Third, the stereotypical physician-hero can be demanding and intolerant of perceived oversight (perhaps in part due to the stress they place upon themselves), and such behavior can prompt significant staff turnover. Staffing changes exact a financial toll in the costs of replacing staff and onboarding them. Hours and hours must be reinvested in learning the nuances of how the physician-hero likes his or her patient cared for.

Invariably, systems that are dependent upon multiple physician-heroes create an environment in which staff cannot learn one standardized management process for a particular condition, but must instead apply the specific process that each physician-hero wants. This variability in managing a similar disease process often extends to requirements for a particular device or drug that the individual physician insists on using. As a result, multiple different devices, materials, and drugs that achieve similar results are stocked by the institution with a resultant increase in cost.

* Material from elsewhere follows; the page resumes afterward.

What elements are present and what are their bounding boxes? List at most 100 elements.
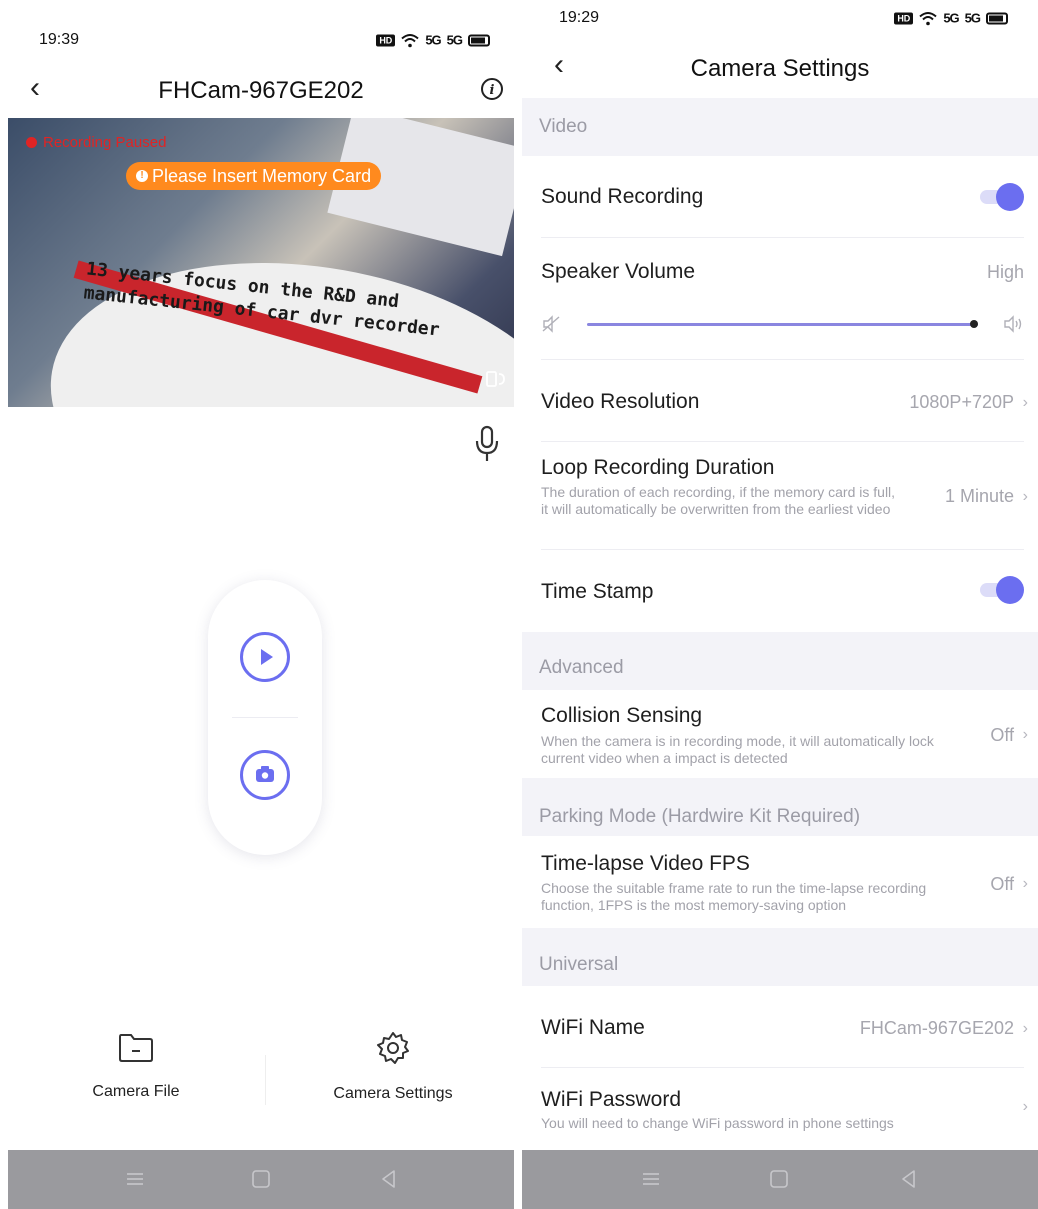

Fourth, in pursuit of the best care for their patients and the ability to provide it in real time, physician-heroes tend to not recognize the effect that their practice pattern has on occupying hospital resources. Take, for example, the cardiologist who does not relinquish his or her procedural time to another cardiologist because of only a potential need, but ultimately does not do a procedure. Another patient who could have received care earlier isn’t able to have the procedure and the institution also incurs the personnel costs associated with staffing that procedure room. Simply said, a team-based ethos that mandates flexibility in interventional room use and reallocates the time based on patient need would improve care and lower cost.

Finally, a system that accedes to the individual physician who does everything cannot capitalize on the collective intelligence that teams bring to care. Even the best physicians are occasionally wrong. Diverse and effective teams are more likely to develop novel solutions to commonly encountered problems that further improve outcomes and lower costs.

The idea that effective teamwork promotes safety and superior clinical outcomes is rational and widely held despite a lack of consistent data linking the two. In contrast, the notion that team-based care models lower health care delivery costs has received less attention, though the data are potentially more robust.

In sum, institutions that maintain the physician-hero model eventually experience fatigue from managing a service line that too frequently appears in crisis. Of course, changing this process takes time and if the financial rewards to the hospital are significant — as they often are with technically skilled physicians — the institution may try various workarounds and patches before concluding that the costs are not worthwhile. Unless the institution has a strong brand, rebuilding a service line may incur a reputational cost, as patients have little insight into the challenges described here and may simply react to the departure of a star performer.

Creating a culture of team-based care requires thoughtful leadership and a shift in focus from who is in charge to how patients’ care needs can be most efficiently met. The foundation of such an approach includes intensive communication and coordination. Senior hospital leadership must message unwavering commitment to these principles for culture change to be effective. Because these skills may not come naturally to the hero physician, he or she may need the assistance of mentoring and coaching programs to adopt practices that are better aligned with contemporary care models.

Health care is changing to focus on delivering high-value care. Cost optimization is a critical piece of this strategy. Like the institutions that they work in, physicians, too, must adopt models for delivering complex care that maintain excellent outcomes and optimize cost. We believe that effective teamwork is an indispensable element for a successful value-based care delivery strategy.